A 44-year-old man has a waist circumference of 96 cm, fasting glucose 108 mg/dL, triglycerides 190 mg/dL, HDL 36 mg/dL, and blood pressure 136/88 mmHg. Which ONE adipokine is PARADOXICALLY LOW despite his increased fat mass and most contributes to his insulin resistance?

A. Leptin

B. TNF-α

C. Resistin

D. Adiponectin

Reveal Answer

Answer: D. Adiponectin

This patient meets criteria for metabolic syndrome (central obesity + all 4 other criteria present). Adiponectin is the key anti-inflammatory, insulin-sensitising adipokine that is paradoxically LOW in obesity — its loss removes an important brake on insulin resistance and inflammation. Leptin is HIGH in obesity (though functionally ineffective due to resistance). TNF-α and resistin are pro-inflammatory adipokines that are elevated in obesity and worsen insulin resistance, but the 'paradoxically low despite high fat mass' clue specifically points to adiponectin.

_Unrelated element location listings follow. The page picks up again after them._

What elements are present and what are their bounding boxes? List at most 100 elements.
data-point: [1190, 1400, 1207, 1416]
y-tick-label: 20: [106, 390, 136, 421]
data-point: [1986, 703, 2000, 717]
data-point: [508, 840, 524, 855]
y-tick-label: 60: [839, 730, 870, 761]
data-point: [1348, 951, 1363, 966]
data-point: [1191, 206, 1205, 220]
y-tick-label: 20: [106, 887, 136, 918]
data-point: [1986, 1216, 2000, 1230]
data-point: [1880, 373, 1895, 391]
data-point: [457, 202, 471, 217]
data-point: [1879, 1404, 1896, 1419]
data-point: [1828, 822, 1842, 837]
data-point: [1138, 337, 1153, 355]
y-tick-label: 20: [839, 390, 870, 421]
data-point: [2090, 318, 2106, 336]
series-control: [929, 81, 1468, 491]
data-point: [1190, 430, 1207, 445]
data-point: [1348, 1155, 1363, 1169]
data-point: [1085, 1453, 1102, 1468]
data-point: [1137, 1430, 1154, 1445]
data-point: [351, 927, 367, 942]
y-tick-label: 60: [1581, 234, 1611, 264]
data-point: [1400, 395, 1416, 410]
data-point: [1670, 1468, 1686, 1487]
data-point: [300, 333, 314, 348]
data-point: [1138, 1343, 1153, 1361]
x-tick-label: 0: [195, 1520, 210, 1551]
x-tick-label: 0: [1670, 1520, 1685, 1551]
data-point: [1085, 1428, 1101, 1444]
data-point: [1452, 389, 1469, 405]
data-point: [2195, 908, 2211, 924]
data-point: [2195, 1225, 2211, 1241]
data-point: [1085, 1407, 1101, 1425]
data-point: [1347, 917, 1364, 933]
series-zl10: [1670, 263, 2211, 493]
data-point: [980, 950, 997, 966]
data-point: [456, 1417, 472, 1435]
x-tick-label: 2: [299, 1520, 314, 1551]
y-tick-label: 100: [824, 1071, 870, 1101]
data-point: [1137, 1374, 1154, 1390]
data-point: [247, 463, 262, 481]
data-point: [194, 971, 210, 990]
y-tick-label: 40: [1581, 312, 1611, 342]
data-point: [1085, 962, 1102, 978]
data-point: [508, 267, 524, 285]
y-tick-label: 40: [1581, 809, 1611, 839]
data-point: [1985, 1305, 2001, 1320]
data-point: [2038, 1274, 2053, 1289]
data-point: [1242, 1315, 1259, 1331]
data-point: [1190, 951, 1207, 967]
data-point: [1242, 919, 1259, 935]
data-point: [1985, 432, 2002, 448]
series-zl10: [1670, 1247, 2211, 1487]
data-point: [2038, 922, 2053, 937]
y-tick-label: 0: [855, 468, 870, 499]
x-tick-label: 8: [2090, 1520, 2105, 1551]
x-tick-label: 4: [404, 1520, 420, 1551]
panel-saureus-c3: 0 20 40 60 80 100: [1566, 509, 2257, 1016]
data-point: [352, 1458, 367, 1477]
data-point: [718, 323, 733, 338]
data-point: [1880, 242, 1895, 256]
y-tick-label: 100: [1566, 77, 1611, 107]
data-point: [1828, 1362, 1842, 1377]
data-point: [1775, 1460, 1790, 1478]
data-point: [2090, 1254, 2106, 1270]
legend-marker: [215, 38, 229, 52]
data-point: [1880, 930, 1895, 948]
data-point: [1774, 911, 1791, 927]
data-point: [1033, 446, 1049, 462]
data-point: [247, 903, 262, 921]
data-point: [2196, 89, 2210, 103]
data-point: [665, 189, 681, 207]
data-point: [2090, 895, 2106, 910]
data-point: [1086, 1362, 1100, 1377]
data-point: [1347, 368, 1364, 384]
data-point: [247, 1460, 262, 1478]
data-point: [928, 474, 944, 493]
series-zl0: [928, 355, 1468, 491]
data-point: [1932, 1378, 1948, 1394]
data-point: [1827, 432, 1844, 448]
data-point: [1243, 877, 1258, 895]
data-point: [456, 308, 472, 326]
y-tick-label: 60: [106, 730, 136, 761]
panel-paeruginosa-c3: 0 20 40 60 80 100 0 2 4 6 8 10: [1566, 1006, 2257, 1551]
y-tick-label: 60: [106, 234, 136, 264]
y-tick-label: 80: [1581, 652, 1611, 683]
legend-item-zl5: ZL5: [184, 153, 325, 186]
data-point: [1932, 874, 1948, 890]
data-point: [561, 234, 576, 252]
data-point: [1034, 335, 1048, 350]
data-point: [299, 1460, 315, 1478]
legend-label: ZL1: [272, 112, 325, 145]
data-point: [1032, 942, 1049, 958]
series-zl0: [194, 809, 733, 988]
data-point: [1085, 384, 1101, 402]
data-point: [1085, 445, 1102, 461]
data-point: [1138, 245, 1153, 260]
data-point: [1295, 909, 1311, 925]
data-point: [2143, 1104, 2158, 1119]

Linking Environmental and Nutritional Disease: A Synthesis

A four-panel pathology synthesis diagram links environmental and nutritional exposures to chronic low-grade injury, latency, tissue vulnerability, and later clinical disease. — **Panel A:** Shared timeline showing sustained exposure, chronic low-grade injury, oxidative stress, inflammation, DNA damage, metabolic overload, tissue vulnerability, and clinical disease.. **Panel B:** Adult lung and airway showing air pollution and tobacco smoke exposure, alveolar inflammation, reactive oxygen species, epithelial DNA damage, malignant nodule, and 20-30 year latency.. **Panel C:** Child silhouette showing protein-calorie malnutrition with developing brain injury, liver change, muscle wasting, skin and hair changes, and rapid injury in growing tissues.. **Panel D:** Adult abdominal cross-section showing visceral adiposity, insulin resistance, fatty liver/NAFLD progression over 10 years, and colorectal cancer risk over 20 years..

The three PA12 competency areas share a common pathological theme: chronic low-grade injury from sustained exposure.

Air pollution and tobacco cause decades-long oxidative stress, inflammation, and DNA damage before clinical disease appears — the latency between first cigarette and lung cancer is typically 20–30 years.
Protein-calorie malnutrition causes accelerated morphological changes in actively growing tissues — the child's developing brain, liver, and skin are the earliest casualties.
Obesity and metabolic syndrome represent a sustained metabolic overload — the same visceral adiposity that causes insulin resistance today causes NAFLD in 10 years and colorectal cancer in 20.

Recognising the time scale of these exposures is as important as knowing the pathological endpoint — it is the foundation of both primary prevention counselling and early diagnosis.